Question

I'm a system administrator who has full administrative access to a computer lab which dual boots windows and mac machines. I'm looking for a way to prevent users from logging off or shutting down the computer (until my kbox / radmind / bash scripts run at the end of the day.)

Even if you would suggest implementing Active Directory / kiosk mode / other more administratively sound solutions, please don't. Many of the users need administrator access to the computers in order to install their own stuff (albeit temporarily) on the machines. I reimage all of the machines remotely at the end of the day, and I'm confident in that process.

The irony of the situation is that by giving the users administrative access, they could theoretically reverse my changes and find the hidden log off button, or use cmd to shutdown the computer. Don't worry about that. Most, if not all, of the users will be too lazy.

So how do I properly hide the log-off button that is usually at the bottom of the start menu? And how do I hide it on the task manager?

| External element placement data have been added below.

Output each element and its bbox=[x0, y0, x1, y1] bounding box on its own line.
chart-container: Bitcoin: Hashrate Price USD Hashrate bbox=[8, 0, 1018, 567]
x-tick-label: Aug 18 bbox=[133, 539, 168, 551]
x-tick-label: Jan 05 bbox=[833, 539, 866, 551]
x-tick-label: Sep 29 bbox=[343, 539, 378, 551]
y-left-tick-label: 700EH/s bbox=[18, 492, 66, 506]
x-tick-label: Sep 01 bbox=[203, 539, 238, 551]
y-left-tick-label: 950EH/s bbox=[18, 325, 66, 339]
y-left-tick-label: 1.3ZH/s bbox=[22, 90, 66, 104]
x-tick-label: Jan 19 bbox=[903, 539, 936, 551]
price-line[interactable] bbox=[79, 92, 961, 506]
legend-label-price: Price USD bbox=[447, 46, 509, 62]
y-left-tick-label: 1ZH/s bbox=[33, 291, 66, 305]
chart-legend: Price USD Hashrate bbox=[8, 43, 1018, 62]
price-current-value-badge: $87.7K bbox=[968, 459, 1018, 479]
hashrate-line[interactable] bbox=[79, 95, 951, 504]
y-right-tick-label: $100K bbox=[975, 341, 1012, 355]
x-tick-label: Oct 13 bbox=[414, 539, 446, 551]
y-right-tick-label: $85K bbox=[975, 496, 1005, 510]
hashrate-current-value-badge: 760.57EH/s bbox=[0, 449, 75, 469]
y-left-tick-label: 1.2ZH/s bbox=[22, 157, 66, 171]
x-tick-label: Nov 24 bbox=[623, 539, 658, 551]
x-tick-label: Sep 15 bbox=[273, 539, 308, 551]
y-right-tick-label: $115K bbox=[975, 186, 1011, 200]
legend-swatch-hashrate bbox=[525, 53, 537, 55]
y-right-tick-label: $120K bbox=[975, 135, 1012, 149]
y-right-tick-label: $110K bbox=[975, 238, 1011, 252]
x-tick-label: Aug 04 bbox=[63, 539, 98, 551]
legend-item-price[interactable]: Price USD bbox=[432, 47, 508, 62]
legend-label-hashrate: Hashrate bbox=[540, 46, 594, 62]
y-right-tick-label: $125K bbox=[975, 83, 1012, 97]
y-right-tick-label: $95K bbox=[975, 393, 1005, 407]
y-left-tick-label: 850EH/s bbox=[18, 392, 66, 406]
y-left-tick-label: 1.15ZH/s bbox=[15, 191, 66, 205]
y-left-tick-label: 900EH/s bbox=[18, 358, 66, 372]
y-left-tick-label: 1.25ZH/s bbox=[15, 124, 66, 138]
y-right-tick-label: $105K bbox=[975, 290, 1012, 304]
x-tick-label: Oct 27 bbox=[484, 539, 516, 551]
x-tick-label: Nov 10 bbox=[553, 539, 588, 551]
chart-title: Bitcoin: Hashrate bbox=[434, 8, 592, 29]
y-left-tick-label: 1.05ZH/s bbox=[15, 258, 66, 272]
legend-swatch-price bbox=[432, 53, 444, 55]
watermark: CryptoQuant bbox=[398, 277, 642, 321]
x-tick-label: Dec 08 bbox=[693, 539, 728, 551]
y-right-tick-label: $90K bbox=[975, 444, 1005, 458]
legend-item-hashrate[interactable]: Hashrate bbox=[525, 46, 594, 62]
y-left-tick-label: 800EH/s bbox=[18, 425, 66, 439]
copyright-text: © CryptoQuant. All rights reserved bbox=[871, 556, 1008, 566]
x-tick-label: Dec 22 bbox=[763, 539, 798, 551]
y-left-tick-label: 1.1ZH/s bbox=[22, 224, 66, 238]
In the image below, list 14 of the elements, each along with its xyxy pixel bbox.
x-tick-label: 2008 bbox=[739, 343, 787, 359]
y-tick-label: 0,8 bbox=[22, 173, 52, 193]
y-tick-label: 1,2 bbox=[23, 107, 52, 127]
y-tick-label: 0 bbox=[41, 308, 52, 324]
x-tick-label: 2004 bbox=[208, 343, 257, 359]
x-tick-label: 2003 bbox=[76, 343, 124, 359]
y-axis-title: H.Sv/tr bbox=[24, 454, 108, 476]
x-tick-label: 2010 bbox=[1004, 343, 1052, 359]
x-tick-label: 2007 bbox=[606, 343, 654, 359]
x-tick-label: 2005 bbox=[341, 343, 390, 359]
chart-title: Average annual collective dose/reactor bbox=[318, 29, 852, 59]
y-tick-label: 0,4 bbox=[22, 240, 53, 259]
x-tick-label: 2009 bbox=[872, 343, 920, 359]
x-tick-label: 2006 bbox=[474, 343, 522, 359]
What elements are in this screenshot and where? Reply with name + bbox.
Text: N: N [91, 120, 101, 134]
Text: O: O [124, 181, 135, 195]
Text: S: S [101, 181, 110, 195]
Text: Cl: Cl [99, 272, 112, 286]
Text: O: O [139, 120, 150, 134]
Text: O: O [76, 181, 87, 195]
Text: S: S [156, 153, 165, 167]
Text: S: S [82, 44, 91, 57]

I've tried editing the group policy (gpedit.msc) as specified here. It doesn't work / I'm not sure which options to definitively enable to remove the button.

Using software is an option, but Windows is smart enough to have a force logoff override thingy if a program is blocking shutdown or logoff. Which sucks for me.

Thank you all so much.

Was it helpful?

Solution

There are group and local policies available to remove Log Off from both the Start Menu and the Ctrl-Alt-Del screen.